Clinton, however, had two major advantages over Obama, neither of which, by the way, is his race per se. First, Clinton was able to hone his non-radical message for almost two decades in conservative Arkansas before he auditioned for the presidency. Clinton took great advantage of that time, becoming a leading “new Democrat” whose “moderate” credentials included a central role in the Democratic Leadership Council. Just as important, Clinton’s constant interaction with the citizens and politicos of Arkansas ensured that he knew not only the words to, but also the music of, reasonable-sounding down-home centrism. It was, moreover, what he had heard growing up.
Obama has not had that opportunity. He chose to set up shop on the south side of Chicago. Influential figures in that milieu included Rev. Jeremiah Wright and Bill Ayers. Though it’s unlikely that Obama ever adopted the extreme radicalism of these figures, neither did he have many incentives or opportunities to temper his pre-existing Ivy League/African American radicalism. As he contemplated running for president, Obama was intelligent enough to figure out the words that could propel him from the far left into the mainstream, but remained poorly positioned to learn the music.
It’s also the case, I think, that Obama is far more ambivalent than Bill Clinton about completely abandoning his radical roots.

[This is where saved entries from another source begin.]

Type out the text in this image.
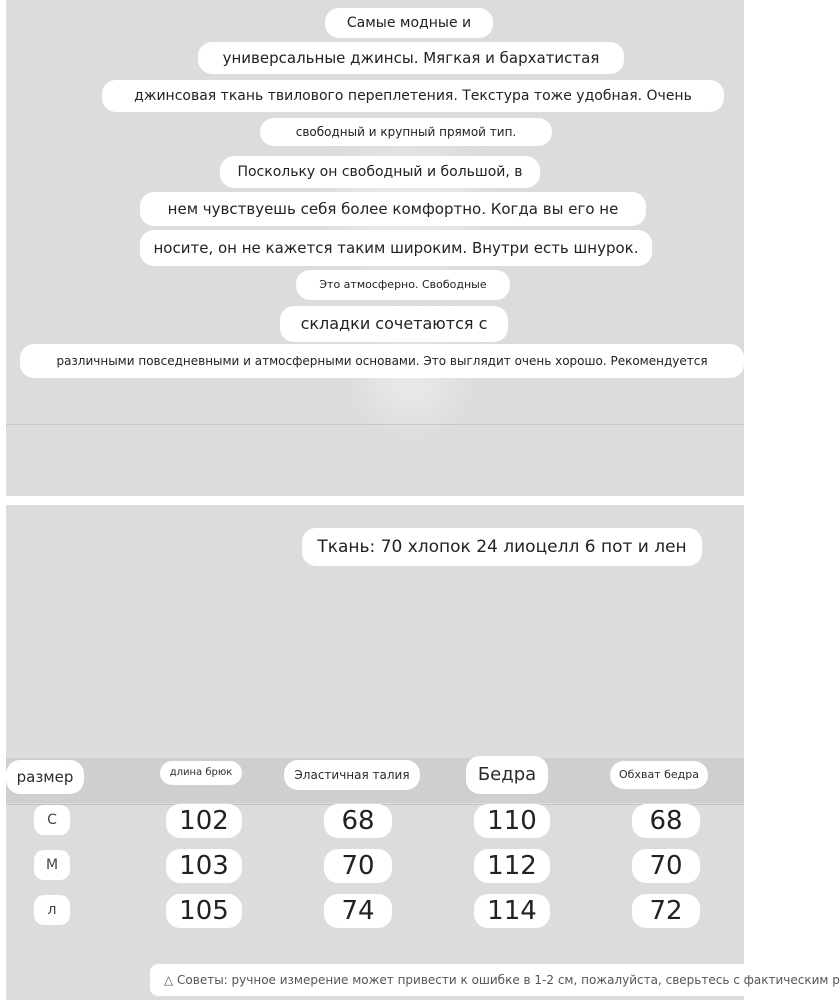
Самые модные и
универсальные джинсы. Мягкая и бархатистая
джинсовая ткань твилового переплетения. Текстура тоже удобная. Очень
свободный и крупный прямой тип.
Поскольку он свободный и большой, в
нем чувствуешь себя более комфортно. Когда вы его не
носите, он не кажется таким широким. Внутри есть шнурок.
Это атмосферно. Свободные
складки сочетаются с
различными повседневными и атмосферными основами. Это выглядит очень хорошо. Рекомендуется
Ткань: 70 хлопок 24 лиоцелл 6 пот и лен
размер	длина брюк	Эластичная талия	Бедра	Обхват бедра
С	102	68	110	68
М	103	70	112	70
л	105	74	114	72
△ Советы: ручное измерение может привести к ошибке в 1-2 см, пожалуйста, сверьтесь с фактическим р
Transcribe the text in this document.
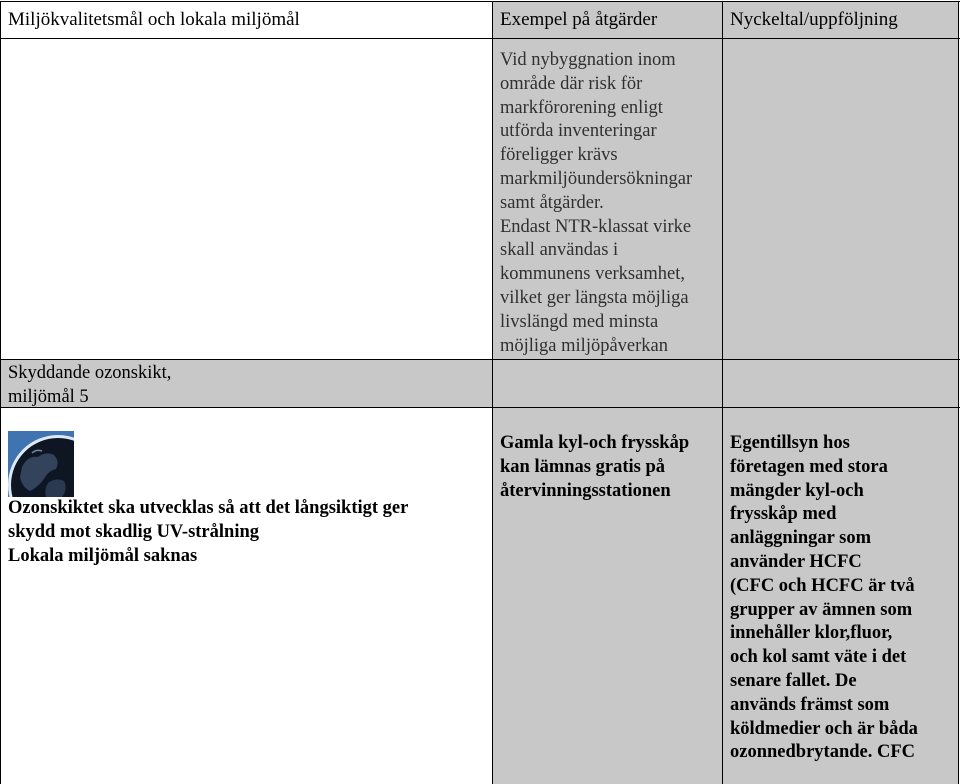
Miljökvalitetsmål och lokala miljömål	Exempel på åtgärder	Nyckeltal/uppföljning
Vid nybyggnation inom
område där risk för
markförorening enligt
utförda inventeringar
föreligger krävs
markmiljöundersökningar
samt åtgärder.
Endast NTR-klassat virke
skall användas i
kommunens verksamhet,
vilket ger längsta möjliga
livslängd med minsta
möjliga miljöpåverkan
Skyddande ozonskikt,
miljömål 5
Ozonskiktet ska utvecklas så att det långsiktigt ger
skydd mot skadlig UV-strålning
Lokala miljömål saknas
Gamla kyl-och frysskåp
kan lämnas gratis på
återvinningsstationen
Egentillsyn hos
företagen med stora
mängder kyl-och
frysskåp med
anläggningar som
använder HCFC
(CFC och HCFC är två
grupper av ämnen som
innehåller klor,fluor,
och kol samt väte i det
senare fallet. De
används främst som
köldmedier och är båda
ozonnedbrytande. CFC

For Clinton the presidency was unambiguously “worth a mass.” Thus, adapting his persona was a seamless exercise, not much more difficult than breathing.
By contrast, Obama seems to take his persona seriously (and here race probably does factor in). Unlike in Clinton’s case, Obama’s persona seems to be the result of some very serious personal choices and psychological forces. He even wrote a book about them.
These days, we see the product of these two differences between Obama and Clinton — the former’s lack of past encounters with moderating constraints plus his conscience and/or conflicting psychological forces — on a regular basis. When Obama departs from his “we are the change” and “let’s get beyond what divides us” script, the results sometimes aren’t pretty. To the contrary, he may default to the radicalism that taught him to demean non-elite white voters, something I don’t think Clinton ever did.
Similarly, when Obama is called upon to explain his association with Wright or Ayers, he fails to understand how far beyond the pale these figures are. Given the sea in which Obama has been swimming, Wright strikes him merely “controversial,” while Ayers’ terrorist past only puts him on a par with Senator Coburn.
And even to the extent that Obama hears the problem, he’s unwilling or unable to say the words that are expected of him. Recall how hard Hillary Clinton had to work to extract a full denunciation of Farrakhan out of Obama. And even when she succeeded in getting him to say the words, Obama maintained his resistance by acting as if the words didn’t matter. Recall too how Obama ditched his America pin, and held out for some time before reinstating it.
This year’s election environment is sufficiently favorable to the Dems that Obama may be granted a few more months to learn the music of mainstream politics. If so, he needs to embrace that opportunity with Clintonesque vigor, and stop dreaming about his father once and for all.